The dollar was also boosted by a slight rise in risk aversion despite a smaller-than-expected loss from Citigroup as investors reassessed the sustainability of the recent spate of more upbeat results.
In a speech in Tokyo, ECB President Jean-Claude Trichet, who is to unveil the bank's plans for unconventional policy steps next month, gave no details of these measures, saying he did not want to create expectations.
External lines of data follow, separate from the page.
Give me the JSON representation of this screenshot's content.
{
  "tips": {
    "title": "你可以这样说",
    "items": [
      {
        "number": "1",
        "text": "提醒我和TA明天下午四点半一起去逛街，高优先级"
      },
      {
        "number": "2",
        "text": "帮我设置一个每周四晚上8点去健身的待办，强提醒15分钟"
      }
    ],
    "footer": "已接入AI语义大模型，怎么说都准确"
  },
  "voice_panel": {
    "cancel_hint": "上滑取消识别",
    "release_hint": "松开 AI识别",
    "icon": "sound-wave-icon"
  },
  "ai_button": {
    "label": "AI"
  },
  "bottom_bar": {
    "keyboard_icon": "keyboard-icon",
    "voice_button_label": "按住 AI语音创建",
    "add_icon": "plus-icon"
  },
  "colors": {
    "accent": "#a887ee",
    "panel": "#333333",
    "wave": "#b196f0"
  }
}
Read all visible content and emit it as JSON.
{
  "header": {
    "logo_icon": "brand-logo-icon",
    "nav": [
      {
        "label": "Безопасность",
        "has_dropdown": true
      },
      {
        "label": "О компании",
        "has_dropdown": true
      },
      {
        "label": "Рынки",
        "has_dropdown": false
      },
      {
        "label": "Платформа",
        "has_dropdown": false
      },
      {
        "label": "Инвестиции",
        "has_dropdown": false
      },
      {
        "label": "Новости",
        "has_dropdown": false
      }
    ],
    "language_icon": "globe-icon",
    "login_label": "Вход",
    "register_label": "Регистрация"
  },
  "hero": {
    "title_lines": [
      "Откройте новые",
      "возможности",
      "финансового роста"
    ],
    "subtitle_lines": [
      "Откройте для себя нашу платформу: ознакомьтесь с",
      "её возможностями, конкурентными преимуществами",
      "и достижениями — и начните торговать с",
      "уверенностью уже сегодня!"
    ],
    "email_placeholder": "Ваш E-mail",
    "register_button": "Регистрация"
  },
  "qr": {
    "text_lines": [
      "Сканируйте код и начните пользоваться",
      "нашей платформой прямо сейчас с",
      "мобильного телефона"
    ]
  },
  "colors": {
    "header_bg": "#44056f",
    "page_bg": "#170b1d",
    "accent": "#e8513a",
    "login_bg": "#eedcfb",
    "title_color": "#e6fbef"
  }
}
Concerns over a split in the ECB's governing council and uncertainty over the central bank's next move on interest rates and non-standard measures have weighed heavily on the euro in recent sessions.
"The market is getting increasingly disappointed with the ECB's policy stance," said Vassili Serebriakov, currency strategist at Wells Fargo in New York.
"Trichet failed to clarify the central bank's position on either rates or prospects for non-conventional easing measures," he added. "We could see some stand-alone euro weakness across the board."
In midafternoon New York trading, the euro fell 1.1 percent to $1.3041 , after again sliding to $1.3027, according to Reuters data, its weakest since March 18, when the dollar fell sharply after the Federal Reserve announced its plan to buy government bonds.
Besides the Fed, central banks in Britain and Japan have started quantitative easing measures to fight the deepening recession around the world.
The dollar was slightly lower against the yen and last traded down 0.1 percent at 99.16 yen .
"A little bit of risk aversion and euro weakness ... is boosting the dollar," said Paresh Upadhyaya, a portfolio manager at Putnam Investments in Boston.
Despite the better-than-expected results from Citigroup, "the market still remains skeptical about what this means going forward for the financial sector," he said.